U.S. Foreign Policy Continues Rapidly in the Wrong Direction
The Peace Movement Needs to Escalate Anti-War Actions
There is long-time saying about politicians: you cannot trust their words, but must judge them by their actions.
President Obama is very good with words, perhaps the best communicator we have seen in the White House in a generation. But now he has been in office long enough that he should be judged on his actions.
The direction of U.S. foreign policy is moving rapidly in the wrong direction on many fronts. It is time for the peace movement to step up its activities throughout the country and demand a change in course.
The U.S. passed the 5,000th death of a U.S. service member in the wars in Iraq and Afghanistan. This death seemed to be barely noticed by a peace movement that during the Bush years highlighted every major milestone. This sad body count is the tip of the iceberg of the dire effects of these wars – mass deaths and maiming of civilians, millions forced to flee their homes described as “an exodus that is beyond biblical.”
Wars are raging. Indeed, the deadline for U.S. troops to leave Iraqi cities is being met, not by U.S. troops actually leaving the cities but by Iraq redrawing city boundaries. General Casey, the Army chief of staff, said the Pentagon must plan for extended U.S. combat and stability operations in two wars – up to ten more years in Iraq.
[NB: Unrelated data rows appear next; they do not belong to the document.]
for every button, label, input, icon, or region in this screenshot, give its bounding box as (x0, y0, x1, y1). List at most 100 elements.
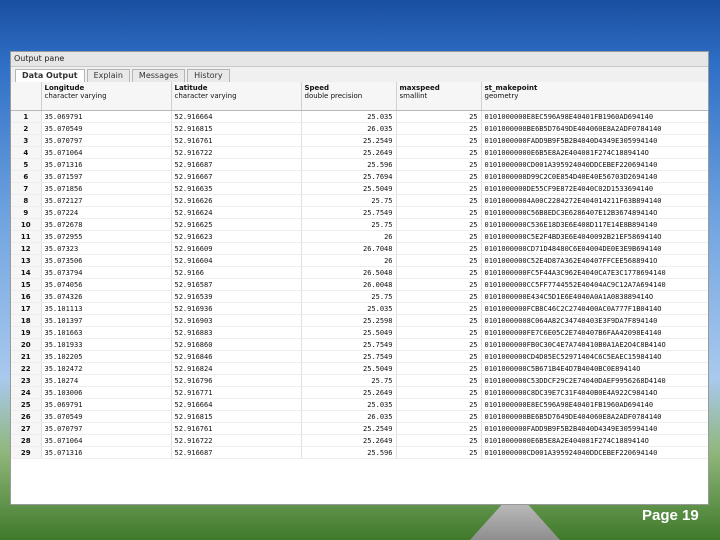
table-row[interactable]: 22 35.102472 52.916824 25.5049 25 0101000000C… (11, 362, 708, 375)
table-row[interactable]: 11 35.072955 52.916623 26 25 0101000000C5E2F4… (11, 230, 708, 243)
speed-cell[interactable]: 25.75 (301, 194, 397, 207)
tab-messages[interactable]: Messages (131, 69, 186, 83)
table-row[interactable]: 17 35.101113 52.916936 25.035 25 0101000000FC… (11, 302, 708, 315)
speed-cell[interactable]: 26.0048 (301, 278, 397, 291)
row-number-cell[interactable]: 12 (11, 242, 42, 255)
maxspeed-cell[interactable]: 25 (396, 230, 482, 243)
geometry-cell[interactable]: 0101000000FE7C6E05C2E740407B6FAA42098E41… (481, 326, 708, 339)
longitude-cell[interactable]: 35.073794 (41, 266, 172, 279)
maxspeed-cell[interactable]: 25 (396, 122, 482, 135)
maxspeed-cell[interactable]: 25 (396, 398, 482, 411)
maxspeed-cell[interactable]: 25 (396, 110, 482, 123)
latitude-cell[interactable]: 52.916539 (171, 290, 302, 303)
latitude-cell[interactable]: 52.916624 (171, 206, 302, 219)
longitude-cell[interactable]: 35.102205 (41, 350, 172, 363)
longitude-cell[interactable]: 35.101397 (41, 314, 172, 327)
row-number-cell[interactable]: 18 (11, 314, 42, 327)
row-number-cell[interactable]: 13 (11, 254, 42, 267)
latitude-cell[interactable]: 52.916687 (171, 158, 302, 171)
geometry-cell[interactable]: 01010000000E6B5E8A2E404081F274C1889414O (481, 146, 708, 159)
maxspeed-cell[interactable]: 25 (396, 434, 482, 447)
speed-cell[interactable]: 25.75 (301, 374, 397, 387)
speed-cell[interactable]: 26 (301, 254, 397, 267)
table-row[interactable]: 25 35.069791 52.916664 25.035 25 0101000000E8… (11, 398, 708, 411)
longitude-cell[interactable]: 35.072955 (41, 230, 172, 243)
latitude-cell[interactable]: 52.916626 (171, 194, 302, 207)
table-row[interactable]: 6 35.071597 52.916667 25.7694 25 0101000000D9… (11, 170, 708, 183)
latitude-cell[interactable]: 52.916815 (171, 410, 302, 423)
table-row[interactable]: 16 35.074326 52.916539 25.75 25 0101000000E43… (11, 290, 708, 303)
geometry-cell[interactable]: 0101000000FADD9B9F5B2B4040D4349E30599414… (481, 134, 708, 147)
speed-cell[interactable]: 25.2649 (301, 434, 397, 447)
table-row[interactable]: 19 35.101663 52.916883 25.5049 25 0101000000F… (11, 326, 708, 339)
geometry-cell[interactable]: 0101000000CD001A395924040DDCEBEF22069414… (481, 158, 708, 171)
row-number-cell[interactable]: 5 (11, 158, 42, 171)
longitude-cell[interactable]: 35.071064 (41, 434, 172, 447)
table-row[interactable]: 15 35.074056 52.916587 26.0048 25 0101000000C… (11, 278, 708, 291)
row-number-cell[interactable]: 27 (11, 422, 42, 435)
longitude-cell[interactable]: 35.069791 (41, 110, 172, 123)
maxspeed-cell[interactable]: 25 (396, 134, 482, 147)
row-number-cell[interactable]: 14 (11, 266, 42, 279)
longitude-cell[interactable]: 35.10274 (41, 374, 172, 387)
speed-cell[interactable]: 25.596 (301, 446, 397, 459)
geometry-cell[interactable]: 0101000000CD001A395924040DDCEBEF22069414… (481, 446, 708, 459)
row-number-cell[interactable]: 28 (11, 434, 42, 447)
speed-cell[interactable]: 26 (301, 230, 397, 243)
geometry-cell[interactable]: 0101000000BE6B5D7649DE404060E8A2ADF07841… (481, 410, 708, 423)
maxspeed-cell[interactable]: 25 (396, 182, 482, 195)
latitude-cell[interactable]: 52.916936 (171, 302, 302, 315)
speed-cell[interactable]: 25.2649 (301, 386, 397, 399)
table-row[interactable]: 24 35.103006 52.916771 25.2649 25 0101000000C… (11, 386, 708, 399)
latitude-cell[interactable]: 52.916664 (171, 110, 302, 123)
geometry-cell[interactable]: 0101000000E8EC596A98E40401FB1960AD694140 (481, 398, 708, 411)
maxspeed-cell[interactable]: 25 (396, 266, 482, 279)
latitude-cell[interactable]: 52.916761 (171, 422, 302, 435)
maxspeed-cell[interactable]: 25 (396, 374, 482, 387)
speed-cell[interactable]: 25.7694 (301, 170, 397, 183)
longitude-cell[interactable]: 35.069791 (41, 398, 172, 411)
latitude-cell[interactable]: 52.916761 (171, 134, 302, 147)
table-row[interactable]: 1 35.069791 52.916664 25.035 25 0101000000E8E… (11, 110, 708, 123)
maxspeed-cell[interactable]: 25 (396, 338, 482, 351)
speed-cell[interactable]: 25.7549 (301, 350, 397, 363)
geometry-cell[interactable]: 0101000000CD4D85EC52971404C6C5EAEC159841… (481, 350, 708, 363)
longitude-cell[interactable]: 35.070797 (41, 422, 172, 435)
column-header-maxspeed[interactable]: maxspeed smallint (396, 82, 482, 111)
maxspeed-cell[interactable]: 25 (396, 146, 482, 159)
table-row[interactable]: 26 35.070549 52.916815 26.035 25 0101000000BE… (11, 410, 708, 423)
maxspeed-cell[interactable]: 25 (396, 278, 482, 291)
geometry-cell[interactable]: 0101000000C53DDCF29C2E74040DAEF9956268D4… (481, 374, 708, 387)
speed-cell[interactable]: 25.5049 (301, 362, 397, 375)
latitude-cell[interactable]: 52.916860 (171, 338, 302, 351)
geometry-cell[interactable]: 0101000000C536E18D3E6E408D117E14E8B89414… (481, 218, 708, 231)
column-header-longitude[interactable]: Longitude character varying (41, 82, 172, 111)
maxspeed-cell[interactable]: 25 (396, 302, 482, 315)
maxspeed-cell[interactable]: 25 (396, 290, 482, 303)
latitude-cell[interactable]: 52.916722 (171, 146, 302, 159)
column-header-st-makepoint[interactable]: st_makepoint geometry (481, 82, 708, 111)
table-row[interactable]: 13 35.073506 52.916604 26 25 0101000000C52E4D… (11, 254, 708, 267)
geometry-cell[interactable]: 0101000000FB0C30C4E7A740410B0A1AE2O4C8B4… (481, 338, 708, 351)
geometry-cell[interactable]: 0101000000C5B671B4E4D7B4040BC0E89414O (481, 362, 708, 375)
row-number-cell[interactable]: 1 (11, 110, 42, 123)
latitude-cell[interactable]: 52.916846 (171, 350, 302, 363)
row-number-cell[interactable]: 17 (11, 302, 42, 315)
table-row[interactable]: 7 35.071856 52.916635 25.5049 25 0101000000DE… (11, 182, 708, 195)
geometry-cell[interactable]: 0101000000E8EC596A98E40401FB1960AD694140 (481, 110, 708, 123)
longitude-cell[interactable]: 35.071316 (41, 446, 172, 459)
longitude-cell[interactable]: 35.07224 (41, 206, 172, 219)
speed-cell[interactable]: 25.2598 (301, 314, 397, 327)
tab-history[interactable]: History (187, 69, 230, 83)
latitude-cell[interactable]: 52.916687 (171, 446, 302, 459)
longitude-cell[interactable]: 35.101113 (41, 302, 172, 315)
latitude-cell[interactable]: 52.916815 (171, 122, 302, 135)
speed-cell[interactable]: 25.75 (301, 290, 397, 303)
table-row[interactable]: 29 35.071316 52.916687 25.596 25 0101000000CD… (11, 446, 708, 459)
speed-cell[interactable]: 26.035 (301, 410, 397, 423)
row-number-cell[interactable]: 6 (11, 170, 42, 183)
longitude-cell[interactable]: 35.070797 (41, 134, 172, 147)
geometry-cell[interactable]: 0101000000FC5F44A3C962E4040CA7E3C1778694… (481, 266, 708, 279)
row-number-cell[interactable]: 23 (11, 374, 42, 387)
maxspeed-cell[interactable]: 25 (396, 446, 482, 459)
And, General McChrystal testified before the Congress this week that Afghanistan is likely to cost American taxpayers and NATO member nations billions of dollars for many years.
And, a new report from the Pentagon indicated that there were now 250,000 private contractors in Iraq and Afghanistan. It is fair to call these people mercenaries since they do the jobs that service members did in Vietnam and other wars. Some of these contractors carry weapons others provide support for combat troops; some are American, some are not. When the mercenaries are added to the active duty troops it totals nearly 450,000 military personnel in the Iraq and Af/Pak wars at a cost of $12 billion per month.
On June 1, President Obama appointed Rep. John McHugh, who has been in Congress since 1993, is the senior Republican on the House Armed Services Committee where he served for 14 years. McHugh is an advocate for more military spending and a supporter of both wars. His appointment comes on top of the appointment of General McChrystal to head the rapidly expanding Afghanistan-Pakistan War – a general whose commands have been tied to torture and abuse of prisoners as well as the cover-up of Pat Tillman’s death and even assassination squads. In Afghanistan Obama has put forward no exit strategy, in fact the U.S. seems to be putting down deep roots.